Program Wolbachia Ditolak Mantan Kemenkes RI
Di sisi lain, mantan Menteri Kesehatan RI, Siti Fadilah Supari dengan tegas menolak penyebaran nyamuk bionik Wolbachia.
“Penyebaran nyamuk Wolbachia ini membawa resiko bagi kesehatan masyarakat dan bisa menimbulkan penyakit baru yang berbahaya bagi kesehatan rakyat Indonesia. Segera hentikan!” ujar Siti Fadilah Supari.
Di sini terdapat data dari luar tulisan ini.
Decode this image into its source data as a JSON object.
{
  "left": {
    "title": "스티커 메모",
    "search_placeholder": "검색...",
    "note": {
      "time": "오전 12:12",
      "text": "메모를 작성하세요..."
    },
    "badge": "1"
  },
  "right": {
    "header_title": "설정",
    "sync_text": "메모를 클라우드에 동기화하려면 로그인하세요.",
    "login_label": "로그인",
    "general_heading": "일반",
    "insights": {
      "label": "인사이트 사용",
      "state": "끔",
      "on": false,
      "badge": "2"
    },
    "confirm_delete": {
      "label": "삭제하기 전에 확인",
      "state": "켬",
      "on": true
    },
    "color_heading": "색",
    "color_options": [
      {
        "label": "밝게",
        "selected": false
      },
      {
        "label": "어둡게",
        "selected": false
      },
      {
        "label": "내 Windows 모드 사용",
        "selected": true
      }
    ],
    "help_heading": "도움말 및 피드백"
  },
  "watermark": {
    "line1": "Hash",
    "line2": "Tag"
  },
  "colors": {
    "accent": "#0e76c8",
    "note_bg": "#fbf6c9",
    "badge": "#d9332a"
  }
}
“Ini seperti mengorbankan rakyat kita untuk menjadi kelinci percobaan, hal ini tidak dapat diterima. Siapa yang akan bertanggung jawab atas resiko-resiko yang mungkin muncul,” pungkas Siti Fadilah Supari saat konferensi pers.
Pada hari Minggu (12/11), “Gerakan Sehat Untuk Rakyat Indonesia” menyampaikan keprihatinan yang mendalam terkait adanya program Pemerintah berupa penyebaran telur nyamuk Aedes Aegypti yang terpapar bakteri Wolbachia dalam jumlah jutaan.
Acara tersebut tak hanya dihadiri oleh Mantan Menkes RI Siti Fadilah, melainkan banyak pembicara lainnya seperti Komjen Pol Drs Dharma Pongrekun SH MM MH, Mirah Sumirat SE (Presiden ASPEK Indonesia) dan Dr Ir Kun Wardana Abyoto, MT.